You see, there are trillions of dollars in outstanding CDS contracts for the Big Three automakers, their suppliers and financing vehicles. A filing by GM is not only going to put the real economy into cardiac arrest but will also start a chain reaction meltdown in the CDS markets as other automakers, vendors and finance units like GMAC are also sucked into the quicksand of bankruptcy. You knew when the vendor insurers pulled back from GM a few weeks ago that the jig was up.
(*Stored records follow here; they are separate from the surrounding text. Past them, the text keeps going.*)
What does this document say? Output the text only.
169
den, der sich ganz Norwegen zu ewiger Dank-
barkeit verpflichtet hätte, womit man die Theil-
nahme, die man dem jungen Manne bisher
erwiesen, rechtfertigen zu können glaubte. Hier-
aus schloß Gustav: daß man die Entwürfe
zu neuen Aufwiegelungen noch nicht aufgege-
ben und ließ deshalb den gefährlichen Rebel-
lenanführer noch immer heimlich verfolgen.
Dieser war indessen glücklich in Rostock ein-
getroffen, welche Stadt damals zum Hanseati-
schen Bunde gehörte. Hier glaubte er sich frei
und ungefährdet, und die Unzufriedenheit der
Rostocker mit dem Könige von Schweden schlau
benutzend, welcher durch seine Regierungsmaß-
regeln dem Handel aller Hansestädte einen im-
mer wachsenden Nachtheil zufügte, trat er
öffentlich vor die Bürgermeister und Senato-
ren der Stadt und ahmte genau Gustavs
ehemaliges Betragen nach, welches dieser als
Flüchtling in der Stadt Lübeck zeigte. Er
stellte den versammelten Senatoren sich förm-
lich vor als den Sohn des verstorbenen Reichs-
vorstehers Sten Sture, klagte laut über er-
And many of these CDS contracts were written two, three and four years ago, at annual spreads and upfront fees far smaller than the 90 plus percent payouts that will likely be required upon a GM default. That’s the dirty little secret we peripherally discussed in our interview last week with Bill Janeway, namely that most of these CDS contracts were never priced correctly to reflect the true probability of default. In a true insurance market with capital and reserve requirements, the spreads on CDS would be multiples of those demanded today for such highly correlated risks.
As Bloomberg News reported in August: "A default by one of the automakers would trigger writedowns and losses in the $1.2 trillion market for collateralized debt obligations that pool derivatives linked to corporate debt... Credit-default swaps on GM and Ford were included in more than 80 percent of CDOs created before they lost their investment-grade debt rankings in 2005, according to data compiled by Standard & Poor’s."